Mais, en retraitant, il avait lancé une flèche de Parthe :

— Je parie cinq contre un, dit-il, que le chaste, le vertueux, l’impeccable monsieur Olivier est de mon avis.

Tous, à ces paroles, dirigèrent leurs regards vers le piano, où un jeune homme tournait les pages d’une mazurka de Godard, tapotée par la plantureuse fille d’un médecin quelconque.

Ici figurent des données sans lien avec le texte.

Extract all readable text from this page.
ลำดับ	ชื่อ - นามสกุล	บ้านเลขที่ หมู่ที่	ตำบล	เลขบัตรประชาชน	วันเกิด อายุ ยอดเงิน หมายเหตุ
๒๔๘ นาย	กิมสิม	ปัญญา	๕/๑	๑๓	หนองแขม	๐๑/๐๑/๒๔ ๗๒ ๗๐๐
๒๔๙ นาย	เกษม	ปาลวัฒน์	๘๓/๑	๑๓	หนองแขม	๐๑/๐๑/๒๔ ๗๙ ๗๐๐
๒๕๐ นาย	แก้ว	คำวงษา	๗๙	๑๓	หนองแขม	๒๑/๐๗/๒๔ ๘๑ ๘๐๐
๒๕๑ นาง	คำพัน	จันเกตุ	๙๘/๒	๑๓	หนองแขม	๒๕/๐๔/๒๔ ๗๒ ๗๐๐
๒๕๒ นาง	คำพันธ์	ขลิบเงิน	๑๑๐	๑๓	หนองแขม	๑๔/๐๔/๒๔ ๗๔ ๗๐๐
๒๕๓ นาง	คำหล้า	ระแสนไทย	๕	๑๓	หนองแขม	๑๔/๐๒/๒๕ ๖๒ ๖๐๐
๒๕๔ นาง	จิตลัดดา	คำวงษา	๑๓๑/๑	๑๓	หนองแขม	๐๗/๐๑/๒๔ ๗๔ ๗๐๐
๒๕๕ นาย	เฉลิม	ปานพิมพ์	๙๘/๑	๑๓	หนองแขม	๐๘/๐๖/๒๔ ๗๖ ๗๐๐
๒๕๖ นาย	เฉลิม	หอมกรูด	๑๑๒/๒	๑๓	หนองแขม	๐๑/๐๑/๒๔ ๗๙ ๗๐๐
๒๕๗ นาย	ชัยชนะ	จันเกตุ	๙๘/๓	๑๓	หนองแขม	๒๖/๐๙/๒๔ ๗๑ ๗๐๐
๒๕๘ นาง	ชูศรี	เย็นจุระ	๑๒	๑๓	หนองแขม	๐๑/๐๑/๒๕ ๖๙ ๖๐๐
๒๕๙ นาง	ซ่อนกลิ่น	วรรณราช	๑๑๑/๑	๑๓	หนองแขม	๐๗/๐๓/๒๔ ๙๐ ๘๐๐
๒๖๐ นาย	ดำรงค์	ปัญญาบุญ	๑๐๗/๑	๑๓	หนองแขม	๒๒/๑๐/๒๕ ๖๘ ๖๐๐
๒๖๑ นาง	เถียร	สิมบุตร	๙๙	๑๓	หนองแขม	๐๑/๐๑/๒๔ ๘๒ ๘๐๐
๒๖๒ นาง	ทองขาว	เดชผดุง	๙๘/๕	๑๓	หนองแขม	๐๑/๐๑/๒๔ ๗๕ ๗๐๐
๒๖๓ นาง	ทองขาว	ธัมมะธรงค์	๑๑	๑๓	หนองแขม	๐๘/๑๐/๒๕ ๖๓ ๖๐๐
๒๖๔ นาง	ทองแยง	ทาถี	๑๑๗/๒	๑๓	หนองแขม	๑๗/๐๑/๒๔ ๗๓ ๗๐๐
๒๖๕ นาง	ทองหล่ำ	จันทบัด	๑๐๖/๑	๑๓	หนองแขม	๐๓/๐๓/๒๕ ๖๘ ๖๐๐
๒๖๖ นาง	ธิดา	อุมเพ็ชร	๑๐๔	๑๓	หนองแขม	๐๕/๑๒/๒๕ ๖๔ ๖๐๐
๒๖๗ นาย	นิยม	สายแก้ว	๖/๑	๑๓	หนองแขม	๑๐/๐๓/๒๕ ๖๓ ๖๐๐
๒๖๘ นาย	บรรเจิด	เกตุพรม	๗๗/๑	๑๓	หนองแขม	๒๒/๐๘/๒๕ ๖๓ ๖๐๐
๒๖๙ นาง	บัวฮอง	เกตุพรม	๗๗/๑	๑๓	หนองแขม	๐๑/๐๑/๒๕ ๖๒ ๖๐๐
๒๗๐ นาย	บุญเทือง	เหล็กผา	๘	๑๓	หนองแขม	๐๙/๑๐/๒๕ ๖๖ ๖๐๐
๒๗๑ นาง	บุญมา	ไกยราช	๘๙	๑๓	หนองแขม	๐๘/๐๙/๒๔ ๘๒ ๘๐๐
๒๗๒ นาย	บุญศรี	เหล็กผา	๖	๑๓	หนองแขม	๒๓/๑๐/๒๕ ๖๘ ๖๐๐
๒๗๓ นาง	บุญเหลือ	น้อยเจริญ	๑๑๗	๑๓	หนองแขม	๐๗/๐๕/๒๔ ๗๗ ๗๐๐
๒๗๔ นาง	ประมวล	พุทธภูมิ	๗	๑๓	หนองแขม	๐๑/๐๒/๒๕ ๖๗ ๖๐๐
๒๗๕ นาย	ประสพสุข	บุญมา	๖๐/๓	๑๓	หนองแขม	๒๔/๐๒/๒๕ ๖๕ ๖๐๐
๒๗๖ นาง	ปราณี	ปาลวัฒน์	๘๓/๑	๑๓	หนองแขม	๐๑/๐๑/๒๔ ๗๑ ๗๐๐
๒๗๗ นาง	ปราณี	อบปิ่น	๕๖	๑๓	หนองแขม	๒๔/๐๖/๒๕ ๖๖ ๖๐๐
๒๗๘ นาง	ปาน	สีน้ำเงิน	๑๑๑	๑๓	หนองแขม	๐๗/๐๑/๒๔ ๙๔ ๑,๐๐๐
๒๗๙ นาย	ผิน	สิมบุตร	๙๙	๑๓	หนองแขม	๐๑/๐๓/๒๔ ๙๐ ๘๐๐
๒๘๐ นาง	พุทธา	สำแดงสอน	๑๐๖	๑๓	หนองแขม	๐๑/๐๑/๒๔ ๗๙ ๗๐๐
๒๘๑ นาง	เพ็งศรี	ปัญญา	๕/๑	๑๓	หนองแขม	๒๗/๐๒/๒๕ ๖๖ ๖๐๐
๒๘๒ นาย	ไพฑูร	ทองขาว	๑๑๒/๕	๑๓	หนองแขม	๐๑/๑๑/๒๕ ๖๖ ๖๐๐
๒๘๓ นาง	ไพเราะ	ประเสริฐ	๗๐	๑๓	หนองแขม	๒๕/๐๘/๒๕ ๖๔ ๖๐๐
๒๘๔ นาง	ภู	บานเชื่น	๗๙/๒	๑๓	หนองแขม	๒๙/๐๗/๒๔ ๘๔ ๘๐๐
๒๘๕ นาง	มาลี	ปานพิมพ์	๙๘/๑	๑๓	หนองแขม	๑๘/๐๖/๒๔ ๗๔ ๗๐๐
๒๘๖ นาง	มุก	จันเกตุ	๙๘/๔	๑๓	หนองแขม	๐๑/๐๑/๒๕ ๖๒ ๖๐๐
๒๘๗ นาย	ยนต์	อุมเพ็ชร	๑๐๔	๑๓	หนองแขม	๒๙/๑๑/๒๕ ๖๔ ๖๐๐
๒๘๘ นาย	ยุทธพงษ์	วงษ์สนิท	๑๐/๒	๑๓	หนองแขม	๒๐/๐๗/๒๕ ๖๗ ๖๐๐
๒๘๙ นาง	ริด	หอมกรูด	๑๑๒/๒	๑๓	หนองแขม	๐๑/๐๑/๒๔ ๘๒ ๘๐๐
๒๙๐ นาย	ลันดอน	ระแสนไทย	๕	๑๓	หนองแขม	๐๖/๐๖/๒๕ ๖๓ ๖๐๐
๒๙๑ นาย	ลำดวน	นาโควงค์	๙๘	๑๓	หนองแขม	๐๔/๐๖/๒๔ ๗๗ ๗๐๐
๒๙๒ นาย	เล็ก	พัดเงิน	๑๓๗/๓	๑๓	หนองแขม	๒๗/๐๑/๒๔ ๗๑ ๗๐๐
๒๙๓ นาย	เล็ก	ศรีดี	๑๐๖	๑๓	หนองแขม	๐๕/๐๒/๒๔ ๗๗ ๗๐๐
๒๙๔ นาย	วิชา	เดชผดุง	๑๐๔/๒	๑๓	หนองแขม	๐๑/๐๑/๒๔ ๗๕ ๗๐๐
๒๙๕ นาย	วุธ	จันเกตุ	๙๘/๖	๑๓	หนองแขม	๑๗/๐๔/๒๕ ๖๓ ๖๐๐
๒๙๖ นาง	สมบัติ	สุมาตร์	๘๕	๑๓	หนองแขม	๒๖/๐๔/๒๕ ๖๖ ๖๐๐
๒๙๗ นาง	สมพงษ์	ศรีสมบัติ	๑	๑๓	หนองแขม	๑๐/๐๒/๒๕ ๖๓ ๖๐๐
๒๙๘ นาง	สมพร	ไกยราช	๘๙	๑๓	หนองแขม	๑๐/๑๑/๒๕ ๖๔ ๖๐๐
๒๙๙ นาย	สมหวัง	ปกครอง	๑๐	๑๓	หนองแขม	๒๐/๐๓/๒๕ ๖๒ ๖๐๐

À vingt-cinq ans, Réginald Olivier, orphelin et fils unique d’un industriel dont les affaires avaient joliment prospéré, se trouvait seul dans le monde avec une petite fortune. Depuis un an qu’il s’était fait admettre au barreau, il n’avait pas encore franchi le seuil du palais de justice. Avant de se livrer au travail, il voulait étudier le monde sous ses différentes faces et voir comment il allait traiter avec lui. Beau garçon, de l’esprit à en revendre, le cœur sur la main, les mœurs d’un carme déchaussé, de l’argent, bref, il était ce que l’on est convenu d’appeler un bon parti, un excellent parti même, bien que ce fût un original et qu’il eût ses idées à lui. Aussi, avait-il fort à faire pour se garer des intrigues des bonnes mamans qui avaient des filles à marier et coûte que coûte voulaient les lui jeter à la tête.

— Quel charmant garçon ! soupira madame Dussault en baissant des regards maternels et attendris sur mademoiselle Dussault assise à quelques pas d’elle.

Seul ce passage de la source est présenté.